Another way to look at it, and one of the panelists did, is that there is often an unintentional exclusion among male and female comics because say, some men might not feel comfortable writing for women and vice versa.  Men want to talk about what they know: guy stuff and same with girls.  But there are a lot of girls out there who want to write both for men and women and basically cover the whole human condition.  It becomes difficult to navigate when these boundaries exist, especially when people aren’t aware they’re putting them up.
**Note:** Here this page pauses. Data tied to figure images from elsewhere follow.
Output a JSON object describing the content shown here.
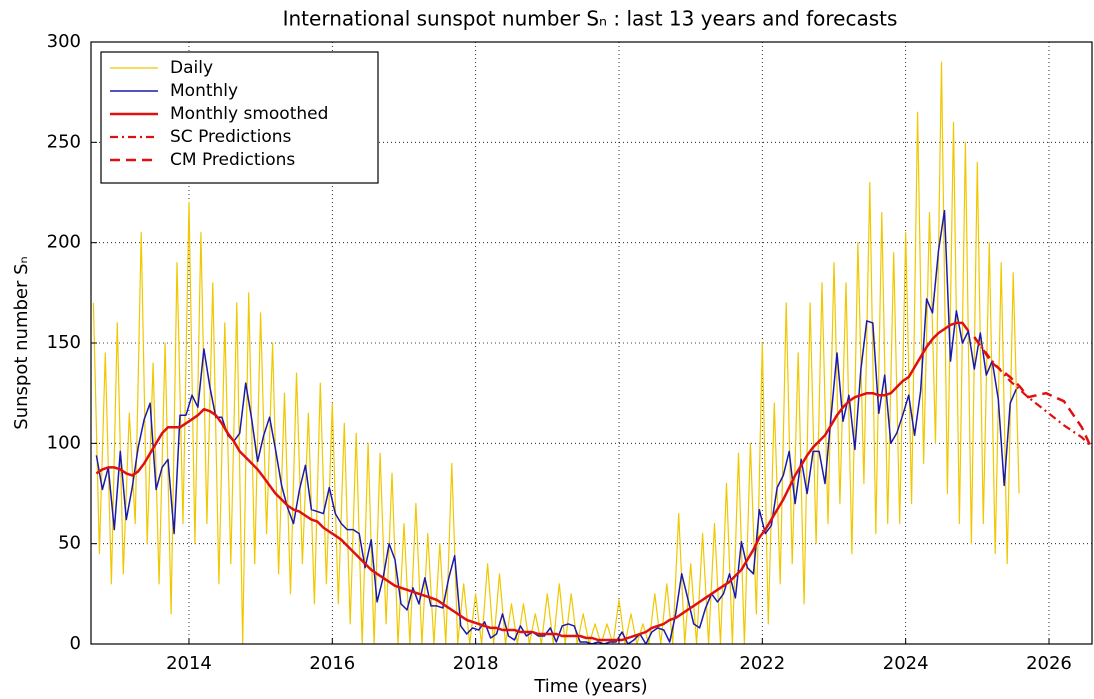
{
  "chart_data": {
    "type": "line",
    "title": "International sunspot number Sₙ : last 13 years and forecasts",
    "xlabel": "Time (years)",
    "ylabel": "Sunspot number Sₙ",
    "xlim": [
      2012.633,
      2026.6
    ],
    "ylim": [
      0,
      300
    ],
    "xticks": [
      2014,
      2016,
      2018,
      2020,
      2022,
      2024,
      2026
    ],
    "yticks": [
      0,
      50,
      100,
      150,
      200,
      250,
      300
    ],
    "grid": true,
    "legend": "upper left",
    "series": [
      {
        "name": "Daily",
        "color": "#f0c800",
        "width": 1.2,
        "linestyle": "-",
        "x": [
          2012.667,
          2012.75,
          2012.833,
          2012.917,
          2013,
          2013.083,
          2013.167,
          2013.25,
          2013.333,
          2013.417,
          2013.5,
          2013.583,
          2013.667,
          2013.75,
          2013.833,
          2013.917,
          2014,
          2014.083,
          2014.167,
          2014.25,
          2014.333,
          2014.417,
          2014.5,
          2014.583,
          2014.667,
          2014.75,
          2014.833,
          2014.917,
          2015,
          2015.083,
          2015.167,
          2015.25,
          2015.333,
          2015.417,
          2015.5,
          2015.583,
          2015.667,
          2015.75,
          2015.833,
          2015.917,
          2016,
          2016.083,
          2016.167,
          2016.25,
          2016.333,
          2016.417,
          2016.5,
          2016.583,
          2016.667,
          2016.75,
          2016.833,
          2016.917,
          2017,
          2017.083,
          2017.167,
          2017.25,
          2017.333,
          2017.417,
          2017.5,
          2017.583,
          2017.667,
          2017.75,
          2017.833,
          2017.917,
          2018,
          2018.083,
          2018.167,
          2018.25,
          2018.333,
          2018.417,
          2018.5,
          2018.583,
          2018.667,
          2018.75,
          2018.833,
          2018.917,
          2019,
          2019.083,
          2019.167,
          2019.25,
          2019.333,
          2019.417,
          2019.5,
          2019.583,
          2019.667,
          2019.75,
          2019.833,
          2019.917,
          2020,
          2020.083,
          2020.167,
          2020.25,
          2020.333,
          2020.417,
          2020.5,
          2020.583,
          2020.667,
          2020.75,
          2020.833,
          2020.917,
          2021,
          2021.083,
          2021.167,
          2021.25,
          2021.333,
          2021.417,
          2021.5,
          2021.583,
          2021.667,
          2021.75,
          2021.833,
          2021.917,
          2022,
          2022.083,
          2022.167,
          2022.25,
          2022.333,
          2022.417,
          2022.5,
          2022.583,
          2022.667,
          2022.75,
          2022.833,
          2022.917,
          2023,
          2023.083,
          2023.167,
          2023.25,
          2023.333,
          2023.417,
          2023.5,
          2023.583,
          2023.667,
          2023.75,
          2023.833,
          2023.917,
          2024,
          2024.083,
          2024.167,
          2024.25,
          2024.333,
          2024.417,
          2024.5,
          2024.583,
          2024.667,
          2024.75,
          2024.833,
          2024.917,
          2025,
          2025.083,
          2025.167,
          2025.25,
          2025.333,
          2025.417,
          2025.5,
          2025.583
        ],
        "values": [
          170,
          45,
          145,
          30,
          160,
          35,
          115,
          60,
          205,
          50,
          140,
          30,
          150,
          15,
          190,
          60,
          220,
          50,
          205,
          60,
          180,
          30,
          160,
          40,
          170,
          0,
          175,
          40,
          165,
          55,
          150,
          35,
          125,
          25,
          135,
          40,
          115,
          20,
          130,
          30,
          120,
          20,
          110,
          10,
          105,
          0,
          100,
          0,
          95,
          10,
          85,
          0,
          60,
          0,
          70,
          0,
          55,
          0,
          50,
          0,
          90,
          0,
          30,
          0,
          25,
          0,
          40,
          0,
          35,
          0,
          20,
          0,
          20,
          0,
          15,
          0,
          25,
          0,
          30,
          0,
          25,
          0,
          15,
          0,
          10,
          0,
          10,
          0,
          22,
          0,
          15,
          0,
          10,
          0,
          25,
          0,
          30,
          0,
          65,
          0,
          40,
          0,
          55,
          0,
          60,
          0,
          80,
          0,
          95,
          0,
          100,
          15,
          150,
          10,
          120,
          30,
          170,
          40,
          145,
          20,
          170,
          50,
          180,
          60,
          190,
          70,
          180,
          45,
          200,
          80,
          230,
          55,
          215,
          60,
          195,
          60,
          205,
          70,
          265,
          90,
          215,
          100,
          290,
          75,
          260,
          60,
          250,
          50,
          240,
          60,
          200,
          45,
          190,
          40,
          185,
          75
        ]
      },
      {
        "name": "Monthly",
        "color": "#1a1aa8",
        "width": 1.5,
        "linestyle": "-",
        "x": [
          2012.708,
          2012.792,
          2012.875,
          2012.958,
          2013.042,
          2013.125,
          2013.208,
          2013.292,
          2013.375,
          2013.458,
          2013.542,
          2013.625,
          2013.708,
          2013.792,
          2013.875,
          2013.958,
          2014.042,
          2014.125,
          2014.208,
          2014.292,
          2014.375,
          2014.458,
          2014.542,
          2014.625,
          2014.708,
          2014.792,
          2014.875,
          2014.958,
          2015.042,
          2015.125,
          2015.208,
          2015.292,
          2015.375,
          2015.458,
          2015.542,
          2015.625,
          2015.708,
          2015.792,
          2015.875,
          2015.958,
          2016.042,
          2016.125,
          2016.208,
          2016.292,
          2016.375,
          2016.458,
          2016.542,
          2016.625,
          2016.708,
          2016.792,
          2016.875,
          2016.958,
          2017.042,
          2017.125,
          2017.208,
          2017.292,
          2017.375,
          2017.458,
          2017.542,
          2017.625,
          2017.708,
          2017.792,
          2017.875,
          2017.958,
          2018.042,
          2018.125,
          2018.208,
          2018.292,
          2018.375,
          2018.458,
          2018.542,
          2018.625,
          2018.708,
          2018.792,
          2018.875,
          2018.958,
          2019.042,
          2019.125,
          2019.208,
          2019.292,
          2019.375,
          2019.458,
          2019.542,
          2019.625,
          2019.708,
          2019.792,
          2019.875,
          2019.958,
          2020.042,
          2020.125,
          2020.208,
          2020.292,
          2020.375,
          2020.458,
          2020.542,
          2020.625,
          2020.708,
          2020.792,
          2020.875,
          2020.958,
          2021.042,
          2021.125,
          2021.208,
          2021.292,
          2021.375,
          2021.458,
          2021.542,
          2021.625,
          2021.708,
          2021.792,
          2021.875,
          2021.958,
          2022.042,
          2022.125,
          2022.208,
          2022.292,
          2022.375,
          2022.458,
          2022.542,
          2022.625,
          2022.708,
          2022.792,
          2022.875,
          2022.958,
          2023.042,
          2023.125,
          2023.208,
          2023.292,
          2023.375,
          2023.458,
          2023.542,
          2023.625,
          2023.708,
          2023.792,
          2023.875,
          2023.958,
          2024.042,
          2024.125,
          2024.208,
          2024.292,
          2024.375,
          2024.458,
          2024.542,
          2024.625,
          2024.708,
          2024.792,
          2024.875,
          2024.958,
          2025.042,
          2025.125,
          2025.208,
          2025.292,
          2025.375,
          2025.458,
          2025.542
        ],
        "values": [
          94,
          77,
          88,
          57,
          96,
          62,
          78,
          98,
          112,
          120,
          77,
          88,
          92,
          55,
          114,
          114,
          124,
          118,
          147,
          128,
          113,
          113,
          104,
          101,
          105,
          130,
          112,
          91,
          104,
          113,
          97,
          79,
          68,
          60,
          77,
          89,
          67,
          66,
          65,
          78,
          65,
          60,
          57,
          57,
          55,
          38,
          52,
          21,
          33,
          50,
          42,
          20,
          17,
          28,
          20,
          33,
          19,
          19,
          18,
          33,
          44,
          9,
          5,
          8,
          7,
          11,
          3,
          5,
          15,
          4,
          2,
          9,
          4,
          6,
          4,
          4,
          8,
          1,
          9,
          10,
          9,
          1,
          1,
          0,
          1,
          0,
          1,
          1,
          6,
          0,
          2,
          5,
          0,
          6,
          8,
          7,
          1,
          15,
          35,
          23,
          10,
          8,
          18,
          25,
          21,
          25,
          35,
          23,
          51,
          38,
          35,
          67,
          55,
          59,
          78,
          84,
          96,
          70,
          92,
          75,
          96,
          96,
          80,
          113,
          145,
          111,
          124,
          97,
          137,
          161,
          160,
          115,
          134,
          100,
          105,
          114,
          124,
          104,
          126,
          172,
          165,
          196,
          216,
          141,
          166,
          150,
          156,
          137,
          155,
          134,
          141,
          122,
          79,
          120,
          127
        ]
      },
      {
        "name": "Monthly smoothed",
        "color": "#e01010",
        "width": 2.5,
        "linestyle": "-",
        "x": [
          2012.708,
          2012.792,
          2012.875,
          2012.958,
          2013.042,
          2013.125,
          2013.208,
          2013.292,
          2013.375,
          2013.458,
          2013.542,
          2013.625,
          2013.708,
          2013.792,
          2013.875,
          2013.958,
          2014.042,
          2014.125,
          2014.208,
          2014.292,
          2014.375,
          2014.458,
          2014.542,
          2014.625,
          2014.708,
          2014.792,
          2014.875,
          2014.958,
          2015.042,
          2015.125,
          2015.208,
          2015.292,
          2015.375,
          2015.458,
          2015.542,
          2015.625,
          2015.708,
          2015.792,
          2015.875,
          2015.958,
          2016.042,
          2016.125,
          2016.208,
          2016.292,
          2016.375,
          2016.458,
          2016.542,
          2016.625,
          2016.708,
          2016.792,
          2016.875,
          2016.958,
          2017.042,
          2017.125,
          2017.208,
          2017.292,
          2017.375,
          2017.458,
          2017.542,
          2017.625,
          2017.708,
          2017.792,
          2017.875,
          2017.958,
          2018.042,
          2018.125,
          2018.208,
          2018.292,
          2018.375,
          2018.458,
          2018.542,
          2018.625,
          2018.708,
          2018.792,
          2018.875,
          2018.958,
          2019.042,
          2019.125,
          2019.208,
          2019.292,
          2019.375,
          2019.458,
          2019.542,
          2019.625,
          2019.708,
          2019.792,
          2019.875,
          2019.958,
          2020.042,
          2020.125,
          2020.208,
          2020.292,
          2020.375,
          2020.458,
          2020.542,
          2020.625,
          2020.708,
          2020.792,
          2020.875,
          2020.958,
          2021.042,
          2021.125,
          2021.208,
          2021.292,
          2021.375,
          2021.458,
          2021.542,
          2021.625,
          2021.708,
          2021.792,
          2021.875,
          2021.958,
          2022.042,
          2022.125,
          2022.208,
          2022.292,
          2022.375,
          2022.458,
          2022.542,
          2022.625,
          2022.708,
          2022.792,
          2022.875,
          2022.958,
          2023.042,
          2023.125,
          2023.208,
          2023.292,
          2023.375,
          2023.458,
          2023.542,
          2023.625,
          2023.708,
          2023.792,
          2023.875,
          2023.958,
          2024.042,
          2024.125,
          2024.208,
          2024.292,
          2024.375,
          2024.458,
          2024.542,
          2024.625,
          2024.708,
          2024.792,
          2024.875
        ],
        "values": [
          85,
          87,
          88,
          88,
          87,
          85,
          84,
          86,
          90,
          95,
          100,
          105,
          108,
          108,
          108,
          110,
          112,
          114,
          117,
          116,
          114,
          110,
          105,
          101,
          96,
          93,
          90,
          87,
          83,
          79,
          75,
          72,
          69,
          67,
          66,
          64,
          62,
          61,
          58,
          56,
          54,
          52,
          49,
          46,
          43,
          40,
          37,
          35,
          33,
          31,
          29,
          28,
          27,
          26,
          25,
          24,
          23,
          22,
          20,
          18,
          16,
          14,
          12,
          11,
          10,
          9,
          8,
          8,
          7,
          7,
          7,
          6,
          6,
          6,
          5,
          5,
          5,
          5,
          4,
          4,
          4,
          4,
          3,
          3,
          2,
          2,
          2,
          2,
          2,
          3,
          4,
          5,
          6,
          8,
          9,
          10,
          12,
          13,
          15,
          17,
          19,
          21,
          23,
          25,
          27,
          29,
          31,
          34,
          37,
          42,
          47,
          53,
          57,
          62,
          67,
          72,
          78,
          84,
          89,
          94,
          98,
          101,
          104,
          109,
          114,
          118,
          121,
          123,
          124,
          125,
          125,
          124,
          124,
          125,
          128,
          131,
          133,
          138,
          143,
          148,
          152,
          155,
          157,
          159,
          160,
          160,
          156
        ]
      },
      {
        "name": "SC Predictions",
        "color": "#e01010",
        "width": 2.2,
        "linestyle": "-.",
        "x": [
          2024.958,
          2025.208,
          2025.458,
          2025.708,
          2025.958,
          2026.208,
          2026.458,
          2026.6
        ],
        "values": [
          153,
          141,
          131,
          123,
          116,
          109,
          103,
          98
        ]
      },
      {
        "name": "CM Predictions",
        "color": "#e01010",
        "width": 2.5,
        "linestyle": "--",
        "x": [
          2024.958,
          2025.208,
          2025.458,
          2025.6,
          2025.708,
          2025.958,
          2026.208,
          2026.458,
          2026.6
        ],
        "values": [
          153,
          140,
          133,
          128,
          123,
          125,
          121,
          108,
          97
        ]
      }
    ]
  }
}
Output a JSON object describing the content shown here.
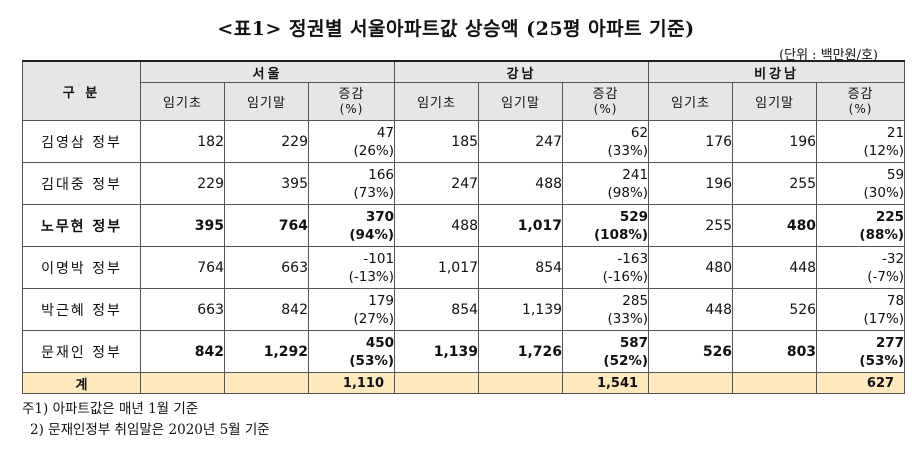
{
  "title": "<표1> 정권별 서울아파트값 상승액 (25평 아파트 기준)",
  "unit": "(단위 : 백만원/호)",
  "header": {
    "gubun": "구 분",
    "groups": [
      "서울",
      "강남",
      "비강남"
    ],
    "start": "임기초",
    "end": "임기말",
    "change": "증감",
    "change_unit": "(%)"
  },
  "rows": [
    {
      "name": "김영삼 정부",
      "bold": false,
      "seoul": {
        "start": "182",
        "end": "229",
        "inc": "47",
        "pct": "(26%)"
      },
      "gangnam": {
        "start": "185",
        "end": "247",
        "inc": "62",
        "pct": "(33%)"
      },
      "non": {
        "start": "176",
        "end": "196",
        "inc": "21",
        "pct": "(12%)"
      }
    },
    {
      "name": "김대중 정부",
      "bold": false,
      "seoul": {
        "start": "229",
        "end": "395",
        "inc": "166",
        "pct": "(73%)"
      },
      "gangnam": {
        "start": "247",
        "end": "488",
        "inc": "241",
        "pct": "(98%)"
      },
      "non": {
        "start": "196",
        "end": "255",
        "inc": "59",
        "pct": "(30%)"
      }
    },
    {
      "name": "노무현 정부",
      "bold": true,
      "seoul": {
        "start": "395",
        "end": "764",
        "inc": "370",
        "pct": "(94%)"
      },
      "gangnam": {
        "start": "488",
        "end": "1,017",
        "inc": "529",
        "pct": "(108%)"
      },
      "non": {
        "start": "255",
        "end": "480",
        "inc": "225",
        "pct": "(88%)"
      }
    },
    {
      "name": "이명박 정부",
      "bold": false,
      "seoul": {
        "start": "764",
        "end": "663",
        "inc": "-101",
        "pct": "(-13%)"
      },
      "gangnam": {
        "start": "1,017",
        "end": "854",
        "inc": "-163",
        "pct": "(-16%)"
      },
      "non": {
        "start": "480",
        "end": "448",
        "inc": "-32",
        "pct": "(-7%)"
      }
    },
    {
      "name": "박근혜 정부",
      "bold": false,
      "seoul": {
        "start": "663",
        "end": "842",
        "inc": "179",
        "pct": "(27%)"
      },
      "gangnam": {
        "start": "854",
        "end": "1,139",
        "inc": "285",
        "pct": "(33%)"
      },
      "non": {
        "start": "448",
        "end": "526",
        "inc": "78",
        "pct": "(17%)"
      }
    },
    {
      "name": "문재인 정부",
      "bold": true,
      "seoul": {
        "start": "842",
        "end": "1,292",
        "inc": "450",
        "pct": "(53%)"
      },
      "gangnam": {
        "start": "1,139",
        "end": "1,726",
        "inc": "587",
        "pct": "(52%)"
      },
      "non": {
        "start": "526",
        "end": "803",
        "inc": "277",
        "pct": "(53%)"
      }
    }
  ],
  "total": {
    "label": "계",
    "seoul": "1,110",
    "gangnam": "1,541",
    "non": "627"
  },
  "notes": [
    "주1) 아파트값은 매년 1월 기준",
    "2) 문재인정부 취임말은 2020년 5월 기준"
  ]
}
Sometimes women do it to each other too.  “Well, I cover the woman-quota for this troupe, so no more chicks allowed, k guys?” Girls are awesome at treating each other terribly out of whatever; competitiveness, jealousy, territoriality, you name it!  This is something I’ve studied in sociological setting, but women are often terrible to each other; worse to each other than they are with men, hands down.  It’s awful.  In a perfect world, we’d all work together and everything would be peachy, but as it stands: “Kim’s a total slut, and rumour has it she fucked Sally’s ex, so you probably don’t want to put her on tonight’s bill, do you? I’m manipulative!”

Your Art

There was a strong overall sentiment of “Do it yourself and for yourself” among the panelists, stating that in this business, women must “work twice as hard and complain half as much”

*JUST TO CLARIFY, RE: The amount of complaining in this blog… just ignore it guys, OK?   Can I get a job now?*

Here are a list of several tips to this regard I thought will be helpful for the budding lady comic:

  • Latch onto people who WANT to work;
  • Reach out to the community if you’re struggling.  Lots of the gals have gone through what you’re going through and will be glad to help lift your spirits and encourage you to get back to it (sometimes with the help of a couple delicious pints, while they’re at it.)
  • Comparison is the WORST kind of self-harm
  • Perform AS MUCH as you can (if you want to be a performer… if you want to be a writer, substitute PERFORM with WRITE, if you want to do both, don’t sleep.  Ever.)
  • Collaborate with like-minded people;
  • And don’t give up… because if you give up, the terrorists win.

Thanks to Sarah Hillier, Sharilyn Johnson, Catherine McCormick, Erin Rodgers and moderator Jocelyn Geddie for a truly inspirational evening. And to all the other wonderful and talented women I had the pleasure of meeting that evening.